1. The groove type heat conducting oil steam generation system is characterized by comprising a main steam loop and a reheat steam loop which are arranged in parallel, wherein the reheat steam loop comprises M-stage reheaters which are arranged in series, a heat conducting oil collecting pipeline is arranged between an outlet of the main steam loop and an outlet of an N-1-th-stage reheater in the reheat steam loop, and the heat conducting oil collecting pipeline collects heat conducting oil at the outlet of the main steam loop to an outlet of the N-1-th-stage reheater in the reheat steam loop for conducting oil mixing, wherein M is more than or equal to 2 and N is more than or equal to 2 and less than or equal to M;

the heat conduction oil from the concentrating heat collection system is divided into two branches and respectively enters a main steam loop and a reheat steam loop, the heat conduction oil entering the main steam loop sequentially flows through a superheater, an evaporator and a preheater to exchange heat with water supply and then flows out from an outlet of the main steam loop, the heat conduction oil entering the reheat steam loop sequentially flows through a 1 st-order reheater to exchange heat and then is mixed with the heat conduction oil from an outlet of the main steam loop, and then is sequentially introduced into the N-th-M-th-order reheater through a pipeline to complete heat exchange and then is sent into the concentrating heat collection system for reheating.

2. The tank heat transfer oil steam generation system of claim 1 wherein the main steam circuit comprises a preheater, an evaporator and a superheater arranged in series and a control valve, the feedwater flowing sequentially through the preheater, the evaporator and the superheater for heat exchange with the heat transfer oil to form superheated steam, wherein the evaporator further comprises a steam-water separator.

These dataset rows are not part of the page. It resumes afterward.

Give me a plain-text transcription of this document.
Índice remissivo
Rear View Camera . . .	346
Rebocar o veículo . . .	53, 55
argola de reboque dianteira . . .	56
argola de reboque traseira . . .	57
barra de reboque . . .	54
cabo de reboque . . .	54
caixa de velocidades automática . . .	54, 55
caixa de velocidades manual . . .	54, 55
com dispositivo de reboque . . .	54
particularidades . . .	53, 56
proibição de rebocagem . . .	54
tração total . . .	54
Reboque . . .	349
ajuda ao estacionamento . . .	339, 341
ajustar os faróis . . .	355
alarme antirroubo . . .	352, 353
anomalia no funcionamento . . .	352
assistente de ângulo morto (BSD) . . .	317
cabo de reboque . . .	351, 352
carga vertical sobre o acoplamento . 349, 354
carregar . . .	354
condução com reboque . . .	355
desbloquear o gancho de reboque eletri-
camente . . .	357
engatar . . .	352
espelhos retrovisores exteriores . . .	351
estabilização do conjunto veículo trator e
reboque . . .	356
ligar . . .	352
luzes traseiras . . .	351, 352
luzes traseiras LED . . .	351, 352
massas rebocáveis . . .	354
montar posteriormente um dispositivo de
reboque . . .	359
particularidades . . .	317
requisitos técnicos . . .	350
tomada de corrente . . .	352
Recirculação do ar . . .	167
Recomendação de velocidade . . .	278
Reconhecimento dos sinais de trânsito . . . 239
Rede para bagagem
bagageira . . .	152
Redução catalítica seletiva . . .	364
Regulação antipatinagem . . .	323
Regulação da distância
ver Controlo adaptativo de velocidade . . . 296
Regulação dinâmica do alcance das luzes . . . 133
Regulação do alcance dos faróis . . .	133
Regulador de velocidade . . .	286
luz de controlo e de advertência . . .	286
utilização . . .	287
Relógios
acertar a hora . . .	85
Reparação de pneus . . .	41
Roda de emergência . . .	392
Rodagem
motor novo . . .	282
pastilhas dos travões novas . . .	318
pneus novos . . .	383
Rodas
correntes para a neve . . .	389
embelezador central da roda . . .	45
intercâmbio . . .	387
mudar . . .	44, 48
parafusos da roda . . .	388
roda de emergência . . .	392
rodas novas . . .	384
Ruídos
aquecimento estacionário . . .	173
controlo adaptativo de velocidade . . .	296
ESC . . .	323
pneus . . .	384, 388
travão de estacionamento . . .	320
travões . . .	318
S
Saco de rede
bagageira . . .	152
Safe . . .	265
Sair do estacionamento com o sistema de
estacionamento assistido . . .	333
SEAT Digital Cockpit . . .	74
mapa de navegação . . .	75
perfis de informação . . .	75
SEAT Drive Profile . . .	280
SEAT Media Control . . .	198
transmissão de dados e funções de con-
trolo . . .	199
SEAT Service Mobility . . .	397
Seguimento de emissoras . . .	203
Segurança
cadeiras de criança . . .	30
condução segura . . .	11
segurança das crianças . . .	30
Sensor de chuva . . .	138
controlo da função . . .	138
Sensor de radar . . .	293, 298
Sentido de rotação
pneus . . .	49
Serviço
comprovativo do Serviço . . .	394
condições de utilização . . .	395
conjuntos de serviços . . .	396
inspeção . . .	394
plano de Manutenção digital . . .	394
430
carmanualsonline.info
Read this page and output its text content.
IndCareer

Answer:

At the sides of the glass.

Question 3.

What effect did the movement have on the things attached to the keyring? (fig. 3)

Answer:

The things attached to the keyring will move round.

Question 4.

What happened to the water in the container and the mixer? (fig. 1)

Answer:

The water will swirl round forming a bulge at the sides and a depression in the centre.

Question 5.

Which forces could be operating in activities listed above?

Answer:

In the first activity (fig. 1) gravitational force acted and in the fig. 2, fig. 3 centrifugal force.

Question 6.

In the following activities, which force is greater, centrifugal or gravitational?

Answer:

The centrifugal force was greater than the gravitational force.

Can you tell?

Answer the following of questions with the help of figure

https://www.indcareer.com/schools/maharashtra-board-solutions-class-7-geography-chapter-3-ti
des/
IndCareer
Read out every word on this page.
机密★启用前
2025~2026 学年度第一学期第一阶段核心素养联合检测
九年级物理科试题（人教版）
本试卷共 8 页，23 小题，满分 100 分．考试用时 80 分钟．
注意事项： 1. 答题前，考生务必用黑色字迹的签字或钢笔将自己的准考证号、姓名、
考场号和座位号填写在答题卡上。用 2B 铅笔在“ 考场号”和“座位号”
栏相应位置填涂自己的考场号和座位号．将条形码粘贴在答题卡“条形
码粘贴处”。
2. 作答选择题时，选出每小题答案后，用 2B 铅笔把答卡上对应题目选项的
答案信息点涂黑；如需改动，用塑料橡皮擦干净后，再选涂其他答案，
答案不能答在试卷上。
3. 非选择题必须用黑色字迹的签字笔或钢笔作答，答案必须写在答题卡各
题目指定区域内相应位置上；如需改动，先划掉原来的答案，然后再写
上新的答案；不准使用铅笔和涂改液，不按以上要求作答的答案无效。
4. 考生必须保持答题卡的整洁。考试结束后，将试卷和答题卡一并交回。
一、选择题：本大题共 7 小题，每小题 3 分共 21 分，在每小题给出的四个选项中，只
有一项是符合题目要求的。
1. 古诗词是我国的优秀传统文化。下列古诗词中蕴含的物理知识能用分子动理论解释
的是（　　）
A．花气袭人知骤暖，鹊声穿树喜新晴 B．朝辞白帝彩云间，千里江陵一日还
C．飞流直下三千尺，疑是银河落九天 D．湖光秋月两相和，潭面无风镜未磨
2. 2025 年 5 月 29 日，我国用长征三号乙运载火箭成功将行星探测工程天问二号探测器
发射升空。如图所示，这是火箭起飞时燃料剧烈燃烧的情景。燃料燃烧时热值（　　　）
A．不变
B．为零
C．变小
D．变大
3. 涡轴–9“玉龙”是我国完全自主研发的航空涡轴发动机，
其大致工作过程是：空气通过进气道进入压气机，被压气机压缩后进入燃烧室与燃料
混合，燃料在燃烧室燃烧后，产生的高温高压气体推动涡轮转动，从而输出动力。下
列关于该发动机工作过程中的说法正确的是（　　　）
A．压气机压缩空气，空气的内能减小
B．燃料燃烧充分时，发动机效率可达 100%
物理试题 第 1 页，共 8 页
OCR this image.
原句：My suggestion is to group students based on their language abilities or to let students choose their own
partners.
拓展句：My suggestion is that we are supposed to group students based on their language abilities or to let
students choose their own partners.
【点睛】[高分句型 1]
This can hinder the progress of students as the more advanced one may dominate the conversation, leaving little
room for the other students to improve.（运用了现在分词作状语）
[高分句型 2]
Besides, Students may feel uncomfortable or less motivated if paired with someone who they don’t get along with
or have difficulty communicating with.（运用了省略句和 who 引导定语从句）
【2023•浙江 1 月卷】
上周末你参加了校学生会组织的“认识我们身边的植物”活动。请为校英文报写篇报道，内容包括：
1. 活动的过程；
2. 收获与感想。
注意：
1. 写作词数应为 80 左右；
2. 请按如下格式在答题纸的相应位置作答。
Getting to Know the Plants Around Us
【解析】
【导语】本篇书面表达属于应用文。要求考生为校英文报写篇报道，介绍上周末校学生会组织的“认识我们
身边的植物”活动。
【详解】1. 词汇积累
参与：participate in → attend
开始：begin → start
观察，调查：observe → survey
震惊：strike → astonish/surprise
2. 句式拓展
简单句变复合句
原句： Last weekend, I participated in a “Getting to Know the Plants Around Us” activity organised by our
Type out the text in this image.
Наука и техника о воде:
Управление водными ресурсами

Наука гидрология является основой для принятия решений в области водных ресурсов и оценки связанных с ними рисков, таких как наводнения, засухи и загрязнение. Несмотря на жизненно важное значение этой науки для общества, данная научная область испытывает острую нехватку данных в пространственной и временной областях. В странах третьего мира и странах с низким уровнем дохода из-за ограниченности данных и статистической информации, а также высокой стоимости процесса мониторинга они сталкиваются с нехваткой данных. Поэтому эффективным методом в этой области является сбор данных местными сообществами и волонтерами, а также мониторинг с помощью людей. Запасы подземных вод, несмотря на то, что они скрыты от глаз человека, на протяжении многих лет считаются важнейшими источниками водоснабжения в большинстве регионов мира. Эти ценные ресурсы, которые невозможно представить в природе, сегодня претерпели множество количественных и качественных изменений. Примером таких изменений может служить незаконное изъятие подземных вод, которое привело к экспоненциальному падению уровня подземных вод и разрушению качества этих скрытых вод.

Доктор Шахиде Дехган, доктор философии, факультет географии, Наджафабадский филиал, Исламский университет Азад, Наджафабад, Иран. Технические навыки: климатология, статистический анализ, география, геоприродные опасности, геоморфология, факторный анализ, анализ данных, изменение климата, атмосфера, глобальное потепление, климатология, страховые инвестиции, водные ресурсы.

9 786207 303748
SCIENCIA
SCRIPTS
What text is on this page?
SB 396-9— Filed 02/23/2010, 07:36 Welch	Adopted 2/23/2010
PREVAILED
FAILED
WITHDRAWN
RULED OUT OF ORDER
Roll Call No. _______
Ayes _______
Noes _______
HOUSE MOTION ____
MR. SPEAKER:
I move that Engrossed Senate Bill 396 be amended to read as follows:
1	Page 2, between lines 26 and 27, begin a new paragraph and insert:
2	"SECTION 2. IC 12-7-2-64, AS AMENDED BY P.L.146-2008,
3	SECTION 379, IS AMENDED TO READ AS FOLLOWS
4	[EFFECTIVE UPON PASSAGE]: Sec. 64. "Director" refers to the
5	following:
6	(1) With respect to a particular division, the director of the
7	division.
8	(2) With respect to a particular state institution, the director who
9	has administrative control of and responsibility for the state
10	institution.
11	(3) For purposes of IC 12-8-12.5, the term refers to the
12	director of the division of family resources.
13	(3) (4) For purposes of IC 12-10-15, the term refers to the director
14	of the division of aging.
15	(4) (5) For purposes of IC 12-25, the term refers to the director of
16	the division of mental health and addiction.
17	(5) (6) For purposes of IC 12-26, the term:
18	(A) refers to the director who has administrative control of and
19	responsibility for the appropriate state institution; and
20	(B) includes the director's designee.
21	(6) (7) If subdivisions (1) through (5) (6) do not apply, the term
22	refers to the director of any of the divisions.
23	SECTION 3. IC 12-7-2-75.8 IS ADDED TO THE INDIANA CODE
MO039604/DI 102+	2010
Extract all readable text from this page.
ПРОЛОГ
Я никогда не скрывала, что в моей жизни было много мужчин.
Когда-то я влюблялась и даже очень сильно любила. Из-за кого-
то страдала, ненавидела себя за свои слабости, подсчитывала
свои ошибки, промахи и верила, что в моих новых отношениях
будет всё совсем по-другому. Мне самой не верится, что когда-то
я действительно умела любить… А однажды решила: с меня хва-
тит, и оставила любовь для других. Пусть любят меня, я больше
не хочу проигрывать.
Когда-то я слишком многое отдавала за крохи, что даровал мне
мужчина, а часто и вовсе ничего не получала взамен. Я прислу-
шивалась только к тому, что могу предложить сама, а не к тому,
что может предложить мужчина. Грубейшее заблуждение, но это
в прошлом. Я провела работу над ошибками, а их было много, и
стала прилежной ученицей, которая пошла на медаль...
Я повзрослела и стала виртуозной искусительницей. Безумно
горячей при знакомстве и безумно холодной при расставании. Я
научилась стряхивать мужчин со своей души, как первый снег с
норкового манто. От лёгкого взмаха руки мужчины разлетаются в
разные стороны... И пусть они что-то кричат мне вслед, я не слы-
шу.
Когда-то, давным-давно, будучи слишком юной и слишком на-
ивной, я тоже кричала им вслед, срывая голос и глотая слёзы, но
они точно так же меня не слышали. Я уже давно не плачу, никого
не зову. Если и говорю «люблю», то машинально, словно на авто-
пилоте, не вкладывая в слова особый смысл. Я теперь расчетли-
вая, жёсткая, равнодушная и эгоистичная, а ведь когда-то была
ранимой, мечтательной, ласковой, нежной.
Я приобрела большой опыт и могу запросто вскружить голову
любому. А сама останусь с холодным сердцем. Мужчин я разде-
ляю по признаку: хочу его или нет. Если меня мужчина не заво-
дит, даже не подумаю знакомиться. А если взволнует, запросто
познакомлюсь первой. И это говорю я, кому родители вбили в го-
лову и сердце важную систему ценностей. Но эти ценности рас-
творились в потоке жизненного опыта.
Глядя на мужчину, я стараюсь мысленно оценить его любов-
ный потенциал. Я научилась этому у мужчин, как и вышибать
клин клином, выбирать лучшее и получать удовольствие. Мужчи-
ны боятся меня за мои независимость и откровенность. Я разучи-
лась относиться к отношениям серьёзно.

3. The system of claim 1, wherein the reheat steam circuit comprises M-stage reheaters and control valves arranged in series, and the working steam from the turbine sequentially flows through the M-stage reheaters to the 1-stage reheaters to exchange heat with the heat transfer oil to form reheat steam.

4. The control method of a tank type heat conducting oil steam generating system according to any one of claims 1 to 3, wherein heat conducting oil at an outlet of a main steam loop in the tank type heat conducting oil steam generating system is mixed with heat conducting oil at an outlet of an N-1 th level reheater in a reheat steam loop and then introduced into an inlet of the N-th level reheater, and the mixed heat conducting oil is sent to a condensation heat collecting system for reheating after completing heat exchange sequentially through the N-th level to M-th level reheater, wherein M is a total number of stages of the reheaters in the reheat steam loop, M is more than or equal to 2 and N is less than or equal to 2.

5. The control method of a tank type conduction oil steam generating system according to claim 4, wherein the difference between the outlet oil temperature of the N-1 st stage reheater and the outlet oil temperature of the main circuit preheater is in the range of 0 to 10 ℃ by adjusting the inlet oil amount of the 1 st stage reheater through temperature interlock.